Artículo publicado en el periódico Milenio el día 8 de julio del 2020.
SERGIO LÓPEZ AYLLÓN, Director e investigador del Cide
ISSA LUNA PLA, Investigadora de la UNAM
Pocos derechos son tan fundamentales para la democracia como la libertad de expresión. Paradójicamente, pocos enfrentan tantos cambios y amenazas.
La lista de agravios es larga: el terrible silencio de los periodistas asesinados; la autocensura de los sobrevivientes; el ataque o las amenazas a los medios de comunicación; los intentos, desde el gobierno, de controlar a los medios; o las demandas de “daño moral” contra voces críticas que osan cuestionar al poder.
Junto con lo anterior, han surgido nuevos fenómenos y prácticas. El diálogo informado se degrada, la crítica se banaliza y desprecia, y se incide en el espacio público para polarizar ideas y sentimientos. Uno de los problemas más visibles es el lugar dominante que ocupa el discurso presidencial.
Con frecuencia inusitada, el presidente de México ha utilizado su posición de poder para descalificar en las conferencias “mañaneras” a medios, periodistas y líderes de opinión. Se ha dicho que ejerce su “derecho de réplica”, que se trata de un “diálogo circular” o del ejercicio del “derecho a la información”. Todos estos argumentos son falaces. El presidente, cuando habla desde Palacio Nacional, lo hace con toda la investidura presidencial, y se olvida que, por su condición de autoridad, no ejerce la libertad de expresión, sino que cumple con su deber de informar.
Pero ese discurso público tiene consecuencias. La primera es un efecto inhibitorio equiparable a la censura. Cierto, no constituye una acción que limite directamente la libertad de expresión. Pero, de manera indirecta, genera que los destinatarios moderen o eliminen la crítica, por temor a las potenciales represalias, o por resentir el efecto de las “mañaneras” en las redes sociales artificialmente orientadas.
En efecto, existe evidencia de que desde el gobierno se orquestan acciones en redes sociales en torno a temas específicos que inhiben y dividen los mensajes alrededor de una idea hasta aniquilarla virtualmente. Esta estrategia, lejos de promover la tolerancia y el respeto propio de la democracia, genera potencialmente violencia. Esta es la segunda consecuencia que preocupa. Un discurso que polariza, intimida y estigmatiza se asemeja, por sus características y efectos, al discurso de odio.

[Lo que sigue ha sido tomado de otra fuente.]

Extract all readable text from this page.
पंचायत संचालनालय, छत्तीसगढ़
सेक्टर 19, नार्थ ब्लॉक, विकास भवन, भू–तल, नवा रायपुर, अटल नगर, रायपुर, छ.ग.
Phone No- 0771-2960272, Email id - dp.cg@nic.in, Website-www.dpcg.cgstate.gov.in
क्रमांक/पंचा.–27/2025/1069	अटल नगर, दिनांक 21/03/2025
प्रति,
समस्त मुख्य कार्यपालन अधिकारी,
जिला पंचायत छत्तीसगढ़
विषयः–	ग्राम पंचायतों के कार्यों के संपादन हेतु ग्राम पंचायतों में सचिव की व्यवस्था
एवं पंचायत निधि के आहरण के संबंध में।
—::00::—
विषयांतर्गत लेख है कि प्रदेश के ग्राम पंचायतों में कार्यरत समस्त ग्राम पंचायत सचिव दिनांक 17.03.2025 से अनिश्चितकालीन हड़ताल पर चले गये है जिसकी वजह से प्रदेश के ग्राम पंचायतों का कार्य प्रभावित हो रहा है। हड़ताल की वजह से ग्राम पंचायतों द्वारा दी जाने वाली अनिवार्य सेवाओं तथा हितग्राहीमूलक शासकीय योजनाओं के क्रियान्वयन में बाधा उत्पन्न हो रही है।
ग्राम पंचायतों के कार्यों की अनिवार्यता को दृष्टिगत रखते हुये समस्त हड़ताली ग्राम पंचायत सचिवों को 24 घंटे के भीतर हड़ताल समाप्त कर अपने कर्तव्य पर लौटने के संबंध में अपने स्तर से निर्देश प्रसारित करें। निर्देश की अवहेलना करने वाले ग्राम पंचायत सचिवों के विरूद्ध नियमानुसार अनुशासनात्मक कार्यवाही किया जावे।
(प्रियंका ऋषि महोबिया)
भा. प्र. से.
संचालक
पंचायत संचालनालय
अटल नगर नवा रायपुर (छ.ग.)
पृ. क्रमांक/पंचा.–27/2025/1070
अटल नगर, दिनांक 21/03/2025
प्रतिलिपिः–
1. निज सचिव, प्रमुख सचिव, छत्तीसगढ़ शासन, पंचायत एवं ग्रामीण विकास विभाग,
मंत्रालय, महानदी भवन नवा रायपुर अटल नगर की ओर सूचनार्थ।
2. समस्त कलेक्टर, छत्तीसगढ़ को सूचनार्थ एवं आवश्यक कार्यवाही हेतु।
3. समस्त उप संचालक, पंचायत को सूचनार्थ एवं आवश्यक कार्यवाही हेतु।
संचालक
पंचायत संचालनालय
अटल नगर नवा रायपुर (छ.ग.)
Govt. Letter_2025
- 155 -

Los límites al discurso desde el poder son una pieza faltante en la construcción constitucional de la libertad de expresión. Un poder que renuncia a su obligación de protegerla y que se apropia del discurso público, amenaza la libertad y la democracia misma. Urge una reflexión profunda que revitalice el sentido de esta libertad en tiempos de redes y presidencialismo, así como sus mecanismos de defensa y límites, si es que queremos preservar el derecho de expresar, con libertad, la disidencia.